The SEM micrographs of the upper surface (LD-S, DTLD (1.5:8.5)-S) and cross section (LD-C, DTLD (1.5:8.5)-C) are shown in Fig. 5a. The upper surface of the LD-S shows a rough and uneven surface with some visible cellulose fibers. The cross section of the LD-C also shows a rough and uneven surface, and the pore structures were also found. The microstructure of the LD film is beneficial to the impregnation of DTBC into the internal structure for preparation of the DTLD composites. Furthermore, the dynamic absorption process of the LD was shown in Fig. 5c, and the contact angle of water on the LD surface is close to 0° in 1.2 s, suggesting that water can quickly diffuse into the LD to display excellent wettability. The excellent wettability of LD indicates that DTBC compounds may be well absorbed into the internal structure of the LD during the impregnation process. In fact, after the impregnation of the DTBC compound, the upper surface and cross section of LD are indeed fully filled with DTBC compound with a smooth interface, and the original microstructure was covered, as shown in the SEM micrographs of DTLD (1.5:8.5). Moreover, the microstructure of LD has a good advantage in preventing the leakage of molten DTBC compounds.
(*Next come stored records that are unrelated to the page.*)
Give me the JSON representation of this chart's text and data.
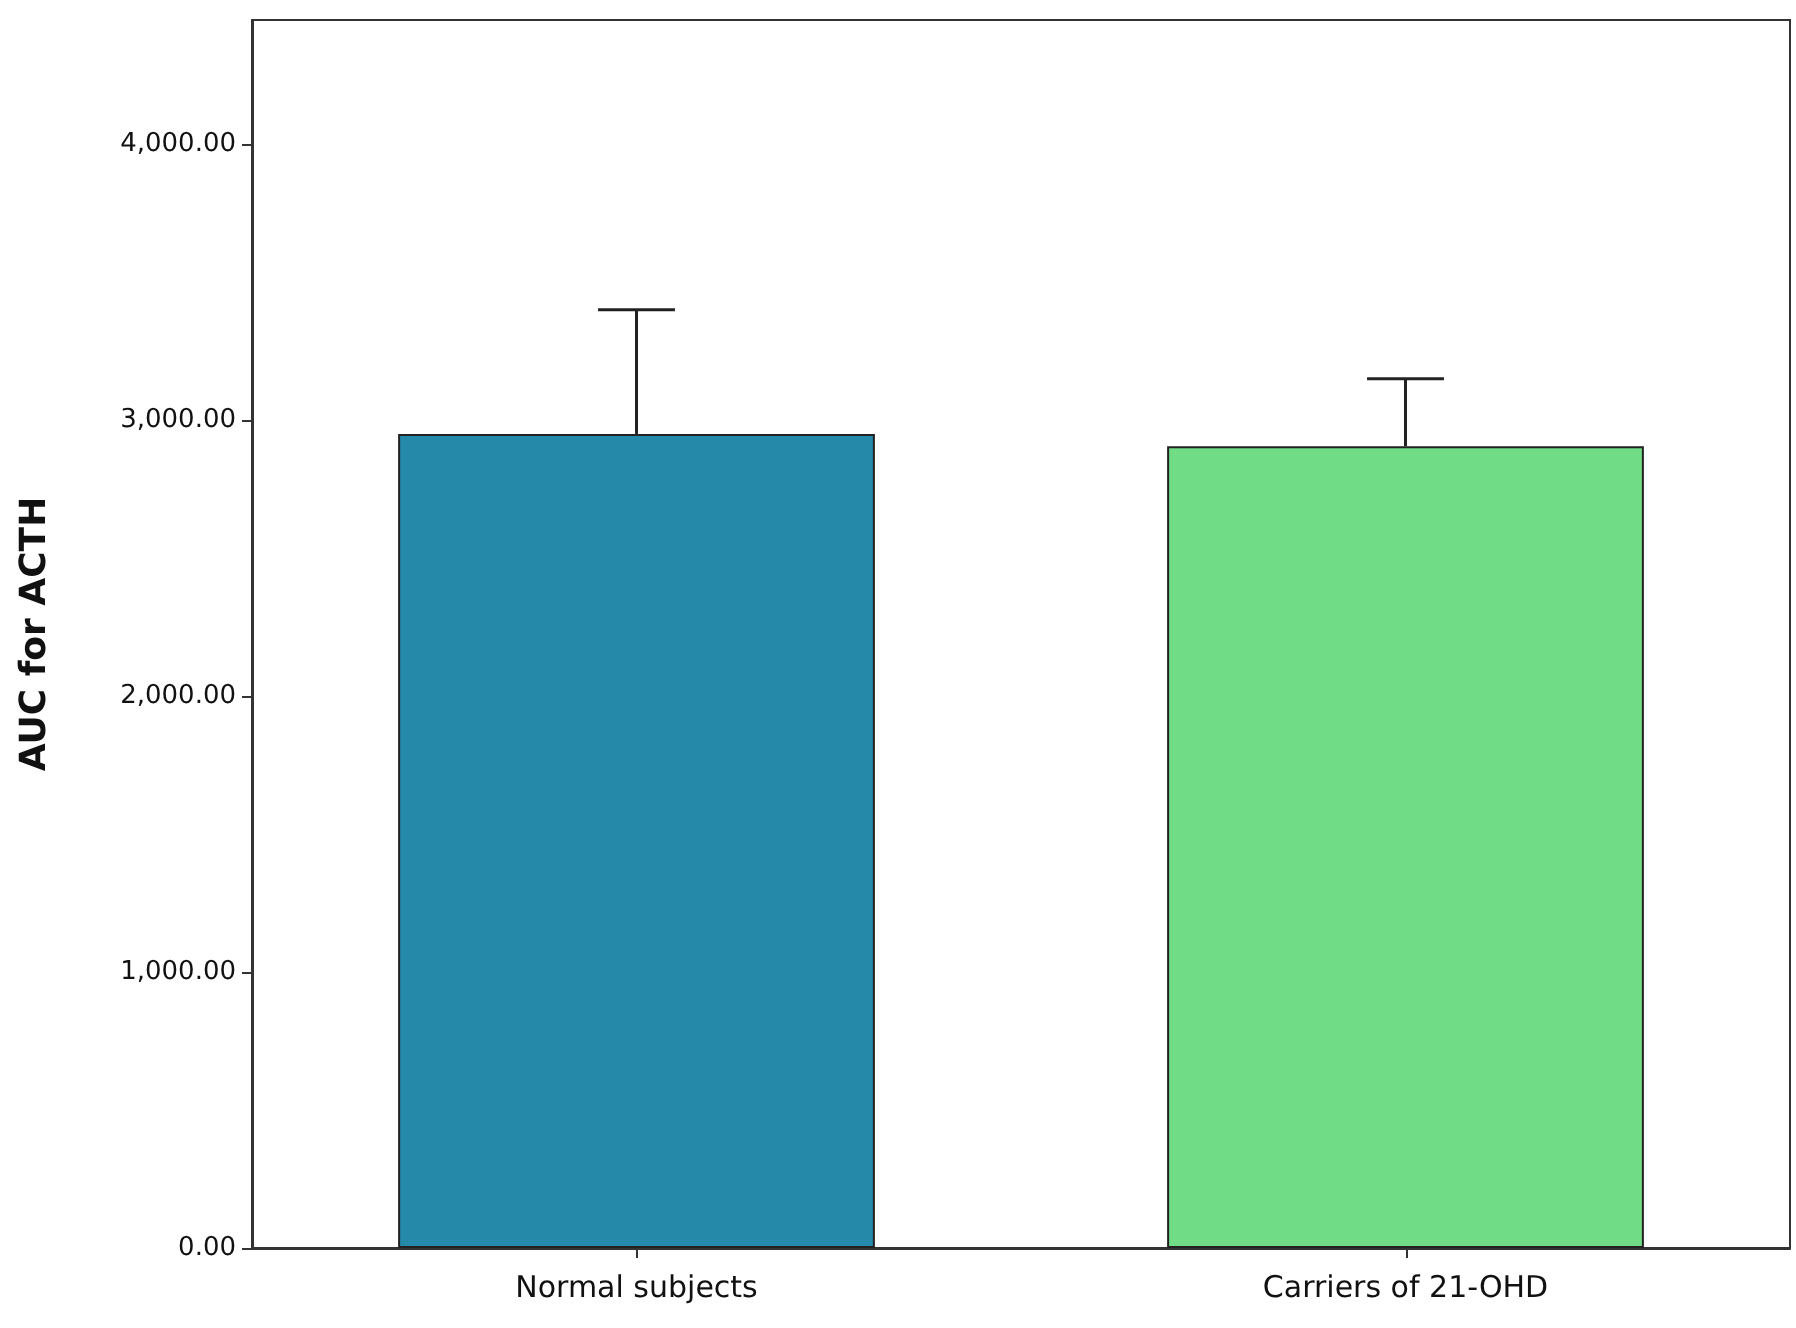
{
  "chart_data": {
    "type": "bar",
    "ylabel": "AUC for ACTH",
    "categories": [
      "Normal subjects",
      "Carriers of 21-OHD"
    ],
    "values": [
      2950,
      2905
    ],
    "colors": [
      "#2589aa",
      "#70dc86"
    ],
    "errors": [
      [
        2950,
        3400
      ],
      [
        2905,
        3150
      ]
    ],
    "ylim": [
      0,
      4450
    ],
    "yticks": [
      {
        "value": 0,
        "label": "0.00"
      },
      {
        "value": 1000,
        "label": "1,000.00"
      },
      {
        "value": 2000,
        "label": "2,000.00"
      },
      {
        "value": 3000,
        "label": "3,000.00"
      },
      {
        "value": 4000,
        "label": "4,000.00"
      }
    ],
    "grid": false
  }
}
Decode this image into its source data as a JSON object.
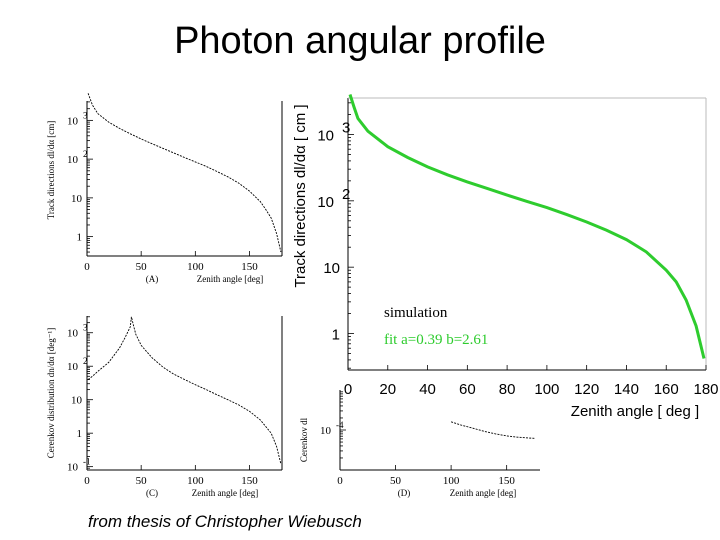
{
  "title": "Photon angular profile",
  "footer": "from thesis of Christopher Wiebusch",
  "colors": {
    "simulation": "#000000",
    "fit": "#2ecc2e"
  },
  "chart_data": [
    {
      "id": "A",
      "type": "line",
      "panel_label": "(A)",
      "xlabel": "Zenith angle [deg]",
      "ylabel": "Track directions dl/dα [cm]",
      "xlim": [
        0,
        180
      ],
      "ylim_log10": [
        -0.5,
        3.5
      ],
      "xticks": [
        "0",
        "50",
        "100",
        "150"
      ],
      "yticks": [
        {
          "base": "10",
          "exp": "3"
        },
        {
          "base": "10",
          "exp": "2"
        },
        {
          "base": "10",
          "exp": ""
        },
        {
          "base": "1",
          "exp": ""
        }
      ],
      "series": [
        {
          "x": [
            1,
            5,
            10,
            20,
            30,
            40,
            50,
            60,
            70,
            80,
            90,
            100,
            110,
            120,
            130,
            140,
            150,
            160,
            165,
            170,
            175,
            179
          ],
          "y": [
            5000,
            2500,
            1500,
            900,
            620,
            450,
            330,
            250,
            190,
            145,
            110,
            85,
            65,
            48,
            35,
            24,
            15,
            8,
            5,
            3,
            1.2,
            0.4
          ]
        }
      ]
    },
    {
      "id": "B",
      "type": "line",
      "xlabel": "Zenith angle [ deg ]",
      "ylabel": "Track directions dl/dα [ cm ]",
      "xlim": [
        0,
        180
      ],
      "ylim_log10": [
        -0.55,
        3.55
      ],
      "xticks": [
        "0",
        "20",
        "40",
        "60",
        "80",
        "100",
        "120",
        "140",
        "160",
        "180"
      ],
      "yticks": [
        {
          "base": "10",
          "exp": "3"
        },
        {
          "base": "10",
          "exp": "2"
        },
        {
          "base": "10",
          "exp": ""
        },
        {
          "base": "1",
          "exp": ""
        }
      ],
      "legend": [
        {
          "text": "simulation"
        },
        {
          "text": "fit a=0.39 b=2.61"
        }
      ],
      "series": [
        {
          "name": "simulation",
          "x": [
            1,
            3,
            5,
            10,
            20,
            30,
            40,
            50,
            60,
            70,
            80,
            90,
            100,
            110,
            120,
            130,
            140,
            150,
            160,
            165,
            170,
            175,
            179
          ],
          "y": [
            3800,
            2500,
            1700,
            1100,
            650,
            450,
            330,
            250,
            195,
            155,
            123,
            98,
            78,
            62,
            48,
            36,
            26,
            17,
            9,
            6,
            3.2,
            1.3,
            0.45
          ]
        },
        {
          "name": "fit a=0.39 b=2.61",
          "x": [
            1,
            3,
            5,
            10,
            20,
            30,
            40,
            50,
            60,
            70,
            80,
            90,
            100,
            110,
            120,
            130,
            140,
            150,
            160,
            165,
            170,
            175,
            179
          ],
          "y": [
            4000,
            2600,
            1750,
            1120,
            655,
            450,
            325,
            247,
            193,
            154,
            122,
            98,
            79,
            62,
            48,
            36,
            26,
            17,
            9,
            6,
            3.2,
            1.3,
            0.42
          ]
        }
      ]
    },
    {
      "id": "C",
      "type": "line",
      "panel_label": "(C)",
      "xlabel": "Zenith angle [deg]",
      "ylabel": "Cerenkov distribution dn/dα [deg⁻¹]",
      "xlim": [
        0,
        180
      ],
      "ylim_log10": [
        -1.1,
        3.5
      ],
      "xticks": [
        "0",
        "50",
        "100",
        "150"
      ],
      "yticks": [
        {
          "base": "10",
          "exp": "3"
        },
        {
          "base": "10",
          "exp": "2"
        },
        {
          "base": "10",
          "exp": ""
        },
        {
          "base": "1",
          "exp": ""
        },
        {
          "base": "10",
          "exp": "-1"
        }
      ],
      "series": [
        {
          "x": [
            1,
            5,
            10,
            20,
            30,
            35,
            40,
            41,
            43,
            45,
            50,
            60,
            70,
            80,
            90,
            100,
            110,
            120,
            130,
            140,
            150,
            160,
            170,
            175,
            179
          ],
          "y": [
            40,
            50,
            70,
            130,
            350,
            700,
            1500,
            3000,
            1600,
            900,
            420,
            180,
            95,
            58,
            40,
            28,
            20,
            14,
            10,
            7,
            4.5,
            2.5,
            1,
            0.4,
            0.12
          ]
        }
      ]
    },
    {
      "id": "D",
      "type": "line",
      "panel_label": "(D)",
      "xlabel": "Zenith angle [deg]",
      "ylabel": "Cerenkov dl",
      "xlim": [
        0,
        180
      ],
      "ylim_log10": [
        -5,
        -3
      ],
      "xticks": [
        "0",
        "50",
        "100",
        "150"
      ],
      "yticks": [
        {
          "base": "10",
          "exp": "-4"
        }
      ],
      "series": [
        {
          "x": [
            100,
            110,
            120,
            130,
            140,
            150,
            160,
            170,
            175
          ],
          "y": [
            0.00016,
            0.00013,
            0.00011,
            9.2e-05,
            8e-05,
            7.1e-05,
            6.6e-05,
            6.3e-05,
            6.2e-05
          ]
        }
      ]
    }
  ]
}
The mechanical properties of the material play an important role in practical applications. Fig. 5b shows the ultimate tensile stress and Young's modulus of LD and DTLD (1.5:8.5). Fig. 5b shows the toughness of LD with ultimate tensile stress and Young's modulus of 36.05 MPa and 2.58 GPa, respectively. Compared to LD, DTLD (1.5:8.5) shows reduced mechanical properties with ultimate tensile stress and Young's modulus of 22.84 MPa, 1.85 GPa, respectively. The reason for the decrease may be that the addition of the DTBC compound destroys the original hydrogen bonding between the hydroxyl groups of cellulose in the LD film, thereby disturbing the internal structure of the LD film. However, the ultimate tensile stress and Young's modulus of DTLD (1.5:8.5) are still sufficient for the practical applications where the strength requirements are not so high.